Kein Gastwirt in der Bundeshauptstadt weiß, was auf ihn zukommt, denn das Getränke-Geschäft lief in den letzten Monaten vor allem über die Terrasse draußen und eher nicht über den Gastraum. Doch welcher Durstige setzt sich bei drei Grad im Nieselregen in den kleinen Biergarten „Bei Norbert". Das einzige, was helfen könnte, wären Gas-Heizpilze, doch die sind von Bezirk zu Bezirk umstritten. Ein Gastro-Gipfel hat noch keine Klarheit gebracht. „Wenn dann nur noch der Elektrostrahler bleibt, müsste ich draußen für den Humpen zehn Euro nehmen, so viel Strom verbraucht der. Das zahlt doch keiner", bringt es ein Gastwirt aus Berlin-Wilmersdorf auf den Punkt.

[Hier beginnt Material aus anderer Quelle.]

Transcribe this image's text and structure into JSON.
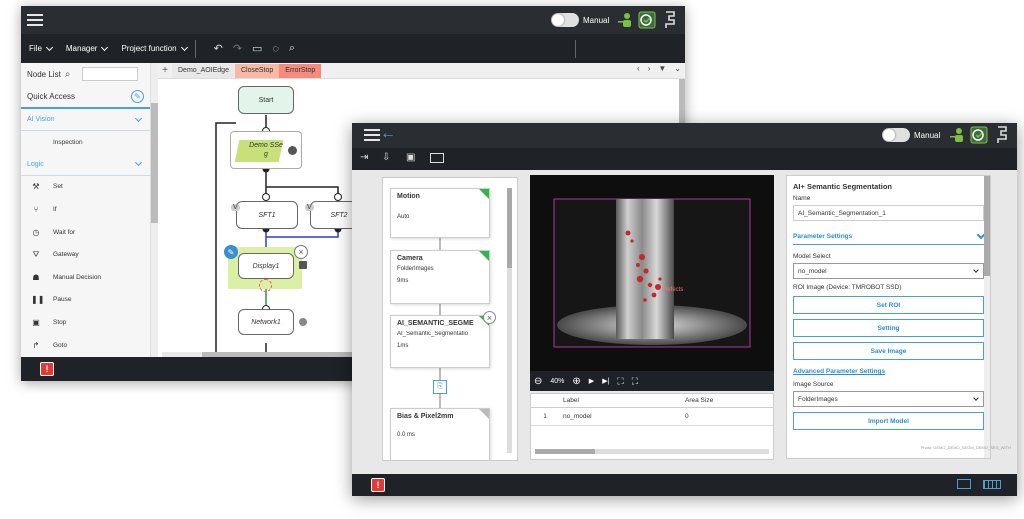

Also bleibt nur noch die Hoffnung, dass der Winter nicht ganz so streng wird und die Gastwirte im Außenbereich mit Glühwein und dicken Decken durchkommen, denn die Unterbringungskapazitäten in ihrem Schankraum sind coronabedingt mehr als begrenzt. Steigen die Infektionszahlen weiter, werden die Gäste wohl eher noch weniger als mehr. Obendrein droht ein Teil-Lockdown, Bars und Kneipen könnten wieder ganz dicht gemacht, Restaurants nur noch von 10 bis 18 Uhr geöffnet werden, schlechte Aussichten also für Aushilfskellner. Das trifft aber nicht nur freischaffende Künstler, die ausbleibende Arrangements über die Gastronomie abfedern wollen, sondern auch Studierende. Das Studentenwerk hat abermals Alarm geschlagen, dass vor allem Studierende mit weniger betuchten Eltern finanziell unter die Räder kommen könnten, denn nur von Bafög allein kann man nicht leben, schon gar nicht in den Universitätsstädten.
„Die Zeichen stehen gegen uns"
Nicht nur die Aushilfsjobs in der Gastronomie werden weniger. Der ganze Minijob-Bereich ist im schweren Fahrwasser. „Bei mir wird Bafög allein schon von der Miete aufgefressen, ohne meinen Nebenjob lieg ich meiner Mutter wieder auf der Tasche", erzählt Vanessa. Die angehende Soziologin hat derzeit noch einen Aushilfsjob in einer Filiale einer großen Modekette im Berliner Gesundbrunnencenter. „Ich bin echt froh über jeden, der reinkommt und unsere Ordnung durcheinanderbringt und ich ihm dann den Krempel wieder hinterherräumen darf" erzählt die 23-Jährige. Doch die schwedische Modekette hat bereits angekündigt, zahlreiche Stores in Deutschlands Innenstädten zu schließen. Schlechte Aussichten für Vanessa, aber sie hofft, dass es nicht ihren Store trifft.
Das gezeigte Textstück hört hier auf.